Facial Reconstructions Of Famous People In History Bring Them (Almost) Back To Life

History is often viewed as distant and irrelevant to our modern lives, but we should all remember that people in the past weren’t all that different from us. Some of the clues they left us about their lives are fascinating. Nowadays, with modern techniques and technology, it’s easy reconstruct the faces of these historical people, based on portraits and skeletal remains.

St. Anthony of Padua

Via Cicero Moraes at Wikimedia Commons

St. Anthony was born in Portugal, and spent his life as a Franciscan monk dedicated to preaching the gospel and other good works.  A digital 3D reconstruction of his skull was carried out recently, revealing a surprisingly kind and thoughtful face.

Richard III

Via The Richard III Society

Richard III was King of England from 1483 to 1485. He ruled at a particularly unstable period known as the War of the Roses or the Cousins’ War. His grave was recently found in a parking lot and data from his skull allowed a detailed facial reconstruction.

Nicholas Copernicus

Via Lisby at Flickr

Copernicus was a well known Renaissance mathematician whose remains were found in Frombork Cathedral, Poland in 2005.

Tutankhamun

Via National Geographic

King Tut was only 19 when he died 3300 years ago.
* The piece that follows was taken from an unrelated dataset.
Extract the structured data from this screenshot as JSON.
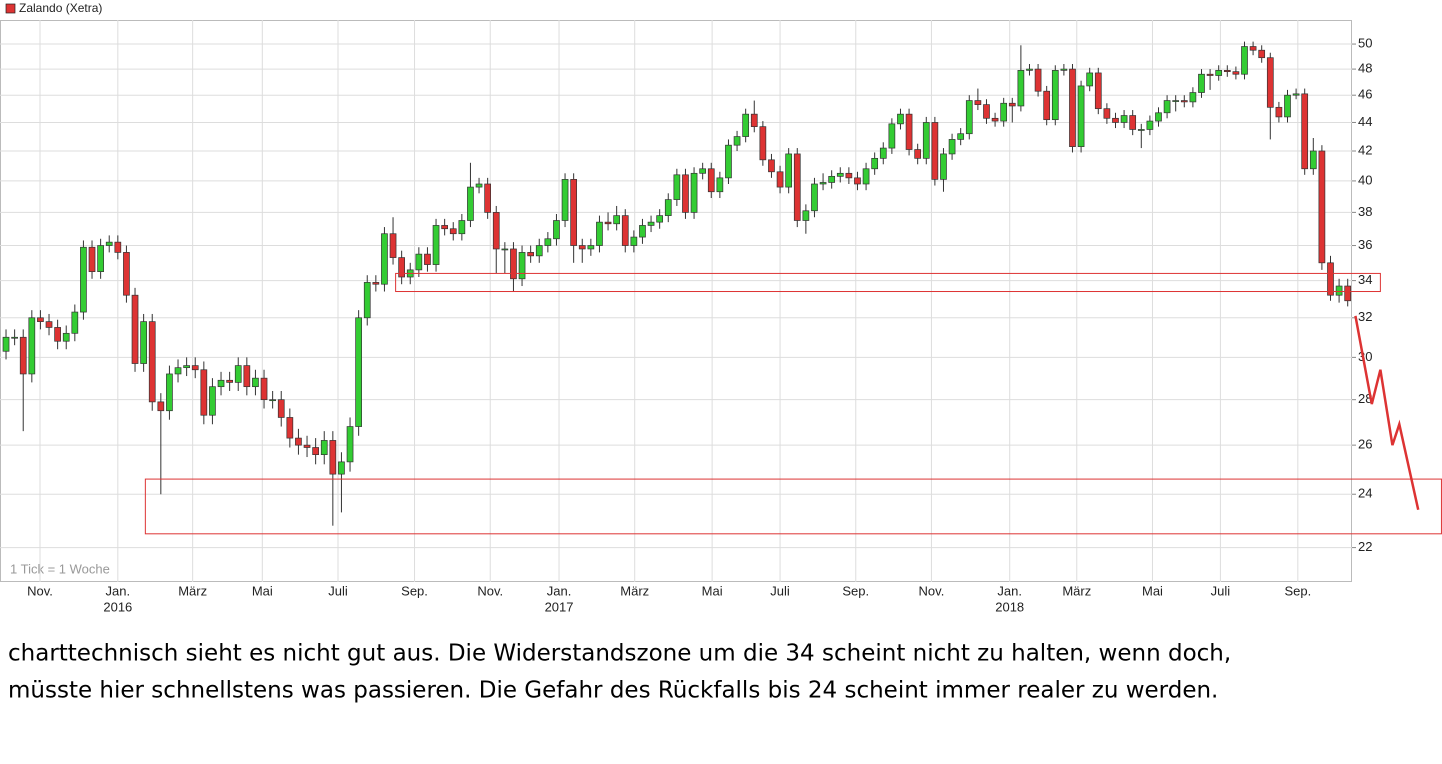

His tomb was discovered in 1922, and proved to be the most intact Egyptian tomb ever found. All of his burial treasures are on display today at the Museum of Egyptian Antiquities.

Robert The Bruce

Via The University of Glasgow

Robert the Bruce was one of Scotland’s most fearsome kings, fighting a war of independence against the English. His facial reconstruction reveals a stocky warrior who suffered from leprosy towards the end of his life.

Mary, Queen of Scots

Via The University of Dundee

Mary was by birth the rightful Queen of Scotland and a cousin of Queen Elizabeth I. She grew up in France but soon returned to Scotland to reclaim her throne. She lost her life after being imprisoned and beheaded by Elizabeth, for fear that she may usurp the English Throne.

Meritamun

Via The University of Melbourne

No one knows what Meritamun’s real name is, as her mummified head was found without a body. All researchers know is that she lived about 2000 years ago and was about 18-25 when she died. She was also very fond of honey or sugar, due to the tooth decay found on her skull, and suffered from anemia which may have been the cause of her death.